Personal information
- Full name: Diogo Fesnard Nogueira de Sousa
- Date of birth: 16 September 1998 (age 27)
- Place of birth: Albufeira, Portugal
- Height: 1.98 m (6 ft 6 in)
- Position: Goalkeeper

Team information
- Current team: Bodrum
- Number: 1

Youth career
- 2007–2012: Ferreiras
- 2012–2013: Imortal
- 2013–2014: CAC
- 2014–2017: Sporting CP

Senior career*
- Years: Team / Apps / (Gls)
- 2017–2018: Sporting CP B / 2 / (0)
- 2019–2021: Sporting CP / 0 / (0)
- 2021–2023: Antalyaspor / 1 / (0)
- 2022–2023: → Bodrumspor (loan) / 29 / (0)
- 2023–: Bodrum / 88 / (0)

= Diogo Sousa (footballer, born 1998) =

Portuguese footballer

Diogo Fesnard Nogueira de Sousa (born 16 September 1998) is a Portuguese footballer who plays as a goalkeeper for Turkish club Bodrum.

==Football career==
Born in Albufeira on the Algarve, Sousa joined Sporting CP's academy in 2014. On 6 May 2018, he made his professional debut with the reserve team in a 1–0 LigaPro win away to Vitória S.C. B. The reserve team was then dissolved and reconstituted as an under-23 team, and he signed a new three-year contract in May 2019.

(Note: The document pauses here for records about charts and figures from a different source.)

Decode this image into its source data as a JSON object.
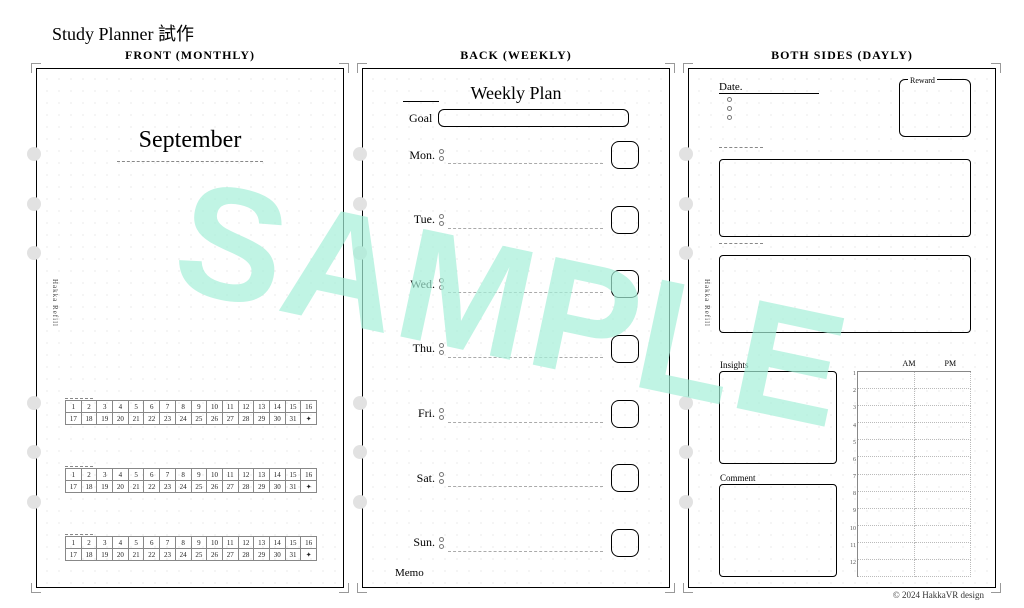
{
  "page_title": "Study Planner 試作",
  "watermark": "SAMPLE",
  "copyright": "© 2024 HakkaVR design",
  "brand_vertical": "Hakka Refill",
  "watermark_color": "#a6f0d9",
  "panels": {
    "monthly": {
      "header": "FRONT (MONTHLY)",
      "month": "September",
      "calendars": [
        {
          "label": " "
        },
        {
          "label": " "
        },
        {
          "label": " "
        }
      ],
      "days_row1": [
        "1",
        "2",
        "3",
        "4",
        "5",
        "6",
        "7",
        "8",
        "9",
        "10",
        "11",
        "12",
        "13",
        "14",
        "15",
        "16"
      ],
      "days_row2": [
        "17",
        "18",
        "19",
        "20",
        "21",
        "22",
        "23",
        "24",
        "25",
        "26",
        "27",
        "28",
        "29",
        "30",
        "31",
        "✦"
      ]
    },
    "weekly": {
      "header": "BACK (WEEKLY)",
      "title": "Weekly Plan",
      "goal_label": "Goal",
      "memo_label": "Memo",
      "days": [
        "Mon.",
        "Tue.",
        "Wed.",
        "Thu.",
        "Fri.",
        "Sat.",
        "Sun."
      ]
    },
    "daily": {
      "header": "BOTH SIDES (DAYLY)",
      "date_label": "Date.",
      "reward_label": "Reward",
      "insights_label": "Insights",
      "comment_label": "Comment",
      "am_label": "AM",
      "pm_label": "PM",
      "hours": [
        "1",
        "2",
        "3",
        "4",
        "5",
        "6",
        "7",
        "8",
        "9",
        "10",
        "11",
        "12"
      ]
    }
  }
}
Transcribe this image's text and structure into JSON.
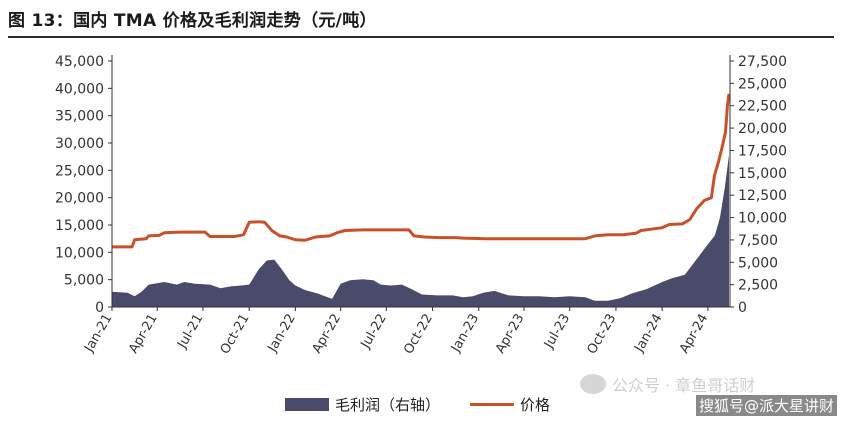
{
  "figure": {
    "title": "图 13：国内 TMA 价格及毛利润走势（元/吨）"
  },
  "watermarks": {
    "primary": "公众号 · 章鱼哥话财",
    "secondary": "搜狐号@派大星讲财"
  },
  "chart_data": {
    "type": "line+area",
    "title": "",
    "x_tick_labels": [
      "Jan-21",
      "Apr-21",
      "Jul-21",
      "Oct-21",
      "Jan-22",
      "Apr-22",
      "Jul-22",
      "Oct-22",
      "Jan-23",
      "Apr-23",
      "Jul-23",
      "Oct-23",
      "Jan-24",
      "Apr-24"
    ],
    "x_range_months": [
      "2021-01",
      "2024-05"
    ],
    "left_axis": {
      "min": 0,
      "max": 45000,
      "ticks": [
        "0",
        "5,000",
        "10,000",
        "15,000",
        "20,000",
        "25,000",
        "30,000",
        "35,000",
        "40,000",
        "45,000"
      ]
    },
    "right_axis": {
      "min": 0,
      "max": 27500,
      "ticks": [
        "0",
        "2,500",
        "5,000",
        "7,500",
        "10,000",
        "12,500",
        "15,000",
        "17,500",
        "20,000",
        "22,500",
        "25,000",
        "27,500"
      ]
    },
    "legend": [
      "毛利润（右轴）",
      "价格"
    ],
    "colors": {
      "price": "#c8512a",
      "profit": "#4a4a6a",
      "axis": "#333333"
    },
    "series": [
      {
        "name": "价格",
        "axis": "left",
        "style": "line",
        "points": [
          [
            "2021-01-01",
            11000
          ],
          [
            "2021-02-10",
            11000
          ],
          [
            "2021-02-15",
            12300
          ],
          [
            "2021-03-10",
            12500
          ],
          [
            "2021-03-15",
            13000
          ],
          [
            "2021-04-05",
            13100
          ],
          [
            "2021-04-15",
            13600
          ],
          [
            "2021-05-15",
            13700
          ],
          [
            "2021-06-15",
            13700
          ],
          [
            "2021-07-05",
            13700
          ],
          [
            "2021-07-15",
            12900
          ],
          [
            "2021-08-15",
            12900
          ],
          [
            "2021-09-01",
            12900
          ],
          [
            "2021-09-20",
            13200
          ],
          [
            "2021-10-01",
            15500
          ],
          [
            "2021-10-20",
            15600
          ],
          [
            "2021-11-01",
            15500
          ],
          [
            "2021-11-15",
            14000
          ],
          [
            "2021-12-01",
            13000
          ],
          [
            "2021-12-15",
            12800
          ],
          [
            "2022-01-01",
            12300
          ],
          [
            "2022-01-20",
            12200
          ],
          [
            "2022-02-10",
            12800
          ],
          [
            "2022-03-10",
            13000
          ],
          [
            "2022-03-25",
            13600
          ],
          [
            "2022-04-10",
            14000
          ],
          [
            "2022-05-15",
            14100
          ],
          [
            "2022-06-15",
            14100
          ],
          [
            "2022-07-15",
            14100
          ],
          [
            "2022-08-15",
            14100
          ],
          [
            "2022-08-25",
            13000
          ],
          [
            "2022-09-15",
            12800
          ],
          [
            "2022-10-15",
            12700
          ],
          [
            "2022-11-15",
            12700
          ],
          [
            "2022-12-01",
            12600
          ],
          [
            "2023-01-15",
            12500
          ],
          [
            "2023-03-01",
            12500
          ],
          [
            "2023-05-01",
            12500
          ],
          [
            "2023-07-01",
            12500
          ],
          [
            "2023-08-01",
            12500
          ],
          [
            "2023-08-20",
            13000
          ],
          [
            "2023-09-15",
            13200
          ],
          [
            "2023-10-15",
            13200
          ],
          [
            "2023-11-10",
            13500
          ],
          [
            "2023-11-20",
            14000
          ],
          [
            "2023-12-15",
            14300
          ],
          [
            "2024-01-01",
            14500
          ],
          [
            "2024-01-15",
            15100
          ],
          [
            "2024-02-10",
            15200
          ],
          [
            "2024-02-25",
            16000
          ],
          [
            "2024-03-10",
            18000
          ],
          [
            "2024-03-25",
            19500
          ],
          [
            "2024-04-08",
            20000
          ],
          [
            "2024-04-14",
            24000
          ],
          [
            "2024-04-22",
            26500
          ],
          [
            "2024-04-30",
            29500
          ],
          [
            "2024-05-06",
            32000
          ],
          [
            "2024-05-10",
            37000
          ],
          [
            "2024-05-13",
            39000
          ]
        ]
      },
      {
        "name": "毛利润（右轴）",
        "axis": "right",
        "style": "area",
        "points": [
          [
            "2021-01-01",
            1700
          ],
          [
            "2021-02-01",
            1600
          ],
          [
            "2021-02-15",
            1200
          ],
          [
            "2021-03-01",
            1700
          ],
          [
            "2021-03-15",
            2500
          ],
          [
            "2021-04-15",
            2800
          ],
          [
            "2021-05-10",
            2500
          ],
          [
            "2021-05-25",
            2800
          ],
          [
            "2021-06-15",
            2600
          ],
          [
            "2021-07-15",
            2500
          ],
          [
            "2021-08-05",
            2100
          ],
          [
            "2021-08-25",
            2300
          ],
          [
            "2021-09-15",
            2400
          ],
          [
            "2021-10-01",
            2500
          ],
          [
            "2021-10-20",
            4200
          ],
          [
            "2021-11-05",
            5200
          ],
          [
            "2021-11-20",
            5300
          ],
          [
            "2021-12-05",
            4200
          ],
          [
            "2021-12-20",
            3000
          ],
          [
            "2022-01-01",
            2400
          ],
          [
            "2022-01-20",
            1900
          ],
          [
            "2022-02-15",
            1500
          ],
          [
            "2022-03-01",
            1200
          ],
          [
            "2022-03-15",
            900
          ],
          [
            "2022-04-01",
            2600
          ],
          [
            "2022-04-20",
            3000
          ],
          [
            "2022-05-15",
            3100
          ],
          [
            "2022-06-05",
            3000
          ],
          [
            "2022-06-20",
            2500
          ],
          [
            "2022-07-10",
            2400
          ],
          [
            "2022-08-01",
            2500
          ],
          [
            "2022-08-20",
            2000
          ],
          [
            "2022-09-10",
            1400
          ],
          [
            "2022-10-10",
            1300
          ],
          [
            "2022-11-10",
            1300
          ],
          [
            "2022-12-01",
            1100
          ],
          [
            "2022-12-20",
            1200
          ],
          [
            "2023-01-10",
            1600
          ],
          [
            "2023-02-01",
            1800
          ],
          [
            "2023-03-01",
            1300
          ],
          [
            "2023-04-01",
            1200
          ],
          [
            "2023-05-01",
            1200
          ],
          [
            "2023-06-01",
            1100
          ],
          [
            "2023-07-01",
            1200
          ],
          [
            "2023-08-01",
            1100
          ],
          [
            "2023-08-20",
            700
          ],
          [
            "2023-09-15",
            700
          ],
          [
            "2023-10-10",
            1000
          ],
          [
            "2023-11-01",
            1500
          ],
          [
            "2023-12-01",
            2000
          ],
          [
            "2024-01-01",
            2800
          ],
          [
            "2024-01-20",
            3200
          ],
          [
            "2024-02-15",
            3600
          ],
          [
            "2024-03-01",
            4700
          ],
          [
            "2024-03-25",
            6500
          ],
          [
            "2024-04-15",
            8000
          ],
          [
            "2024-04-25",
            10000
          ],
          [
            "2024-05-05",
            13500
          ],
          [
            "2024-05-13",
            17000
          ]
        ]
      }
    ]
  }
}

Sousa had his initial call-up to Sporting's first team for the UEFA Europa League group game at home to PSV Eindhoven on 28 November 2019, remaining an unused substitute as fellow academy player Luís Maximiano was fielded.

On 30 June 2021, without having debuted for Sporting's first team, Sousa signed a four-year deal at Antalyaspor in the Turkish Süper Lig. While Belgian veteran Ruud Boffin played the league fixtures, Sousa made his debut in the third round of the Cup on 28 October, a 5–0 home win over Diyarbakırspor.

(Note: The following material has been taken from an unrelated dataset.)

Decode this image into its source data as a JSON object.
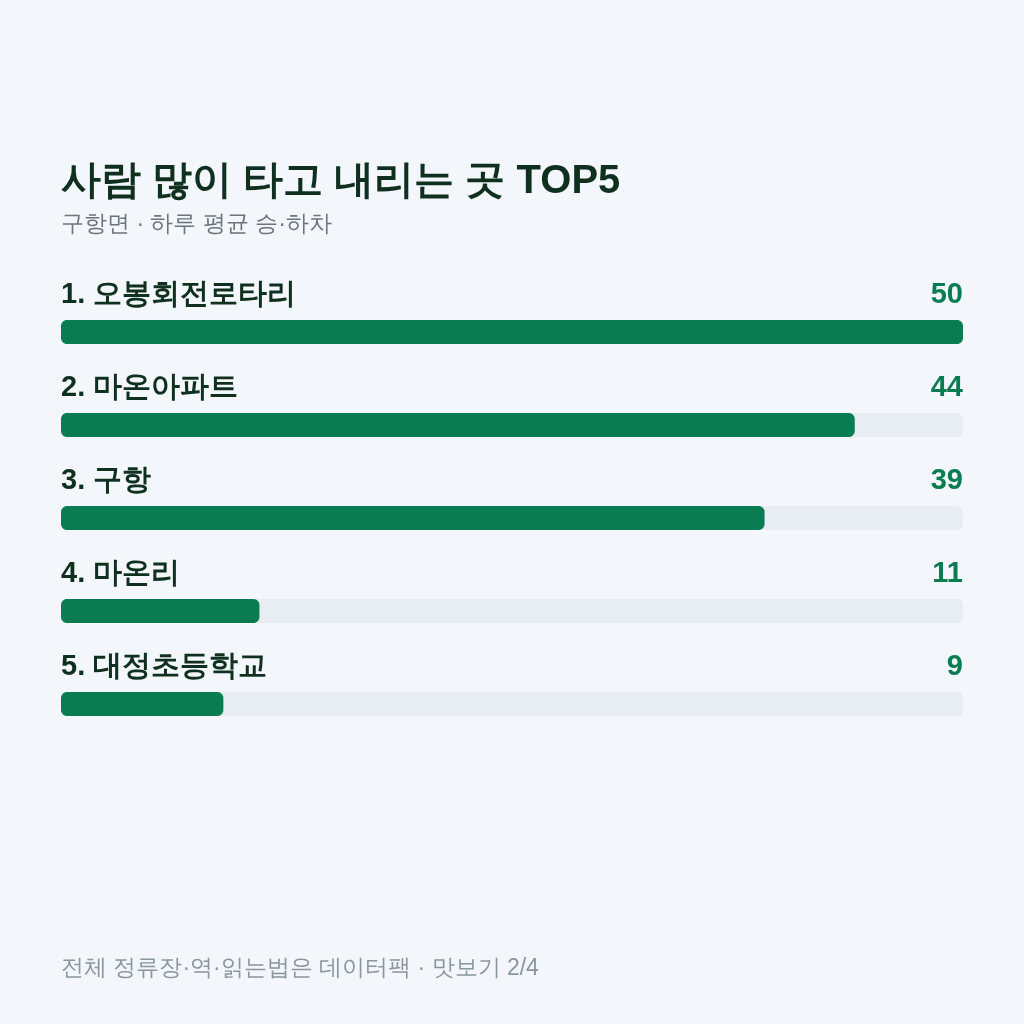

On 5 September 2022, Sousa joined Bodrumspor on a season-long loan with an option to buy.

In that season Sousa and Bodrumspor reached the championship playoff final losing it to Pendikspor.

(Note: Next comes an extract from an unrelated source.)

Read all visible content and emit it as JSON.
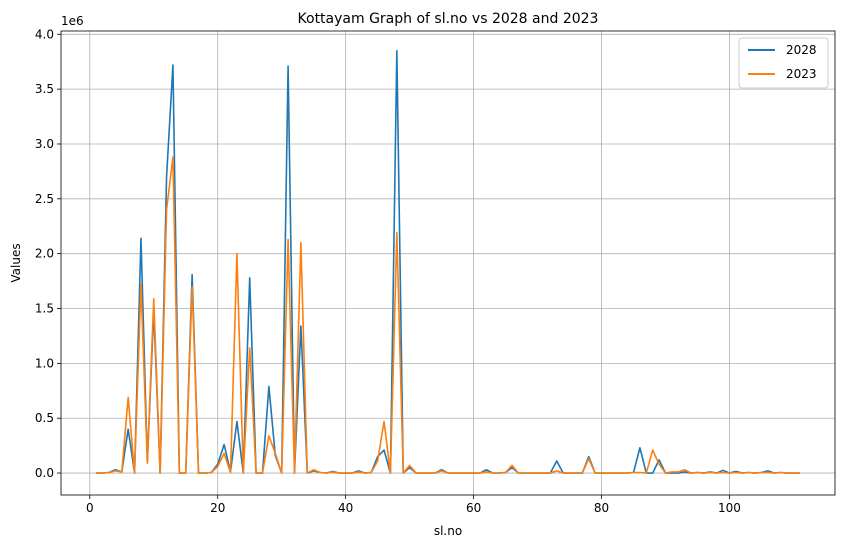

One year later in the 23-24 season, Sousa and Bodrumspor reached once again the final and got promoted to the SuperLig.

After the promotion, he signed a new 3 year contract with Bodrumspor and made 34 appearances between SuperLig and Cup matches.
He kept 14 clean sheets that season becoming the 2nd best goalkeeper.

In the current season 25-26 Sousa made 29 appearances and kept 12 clean sheets.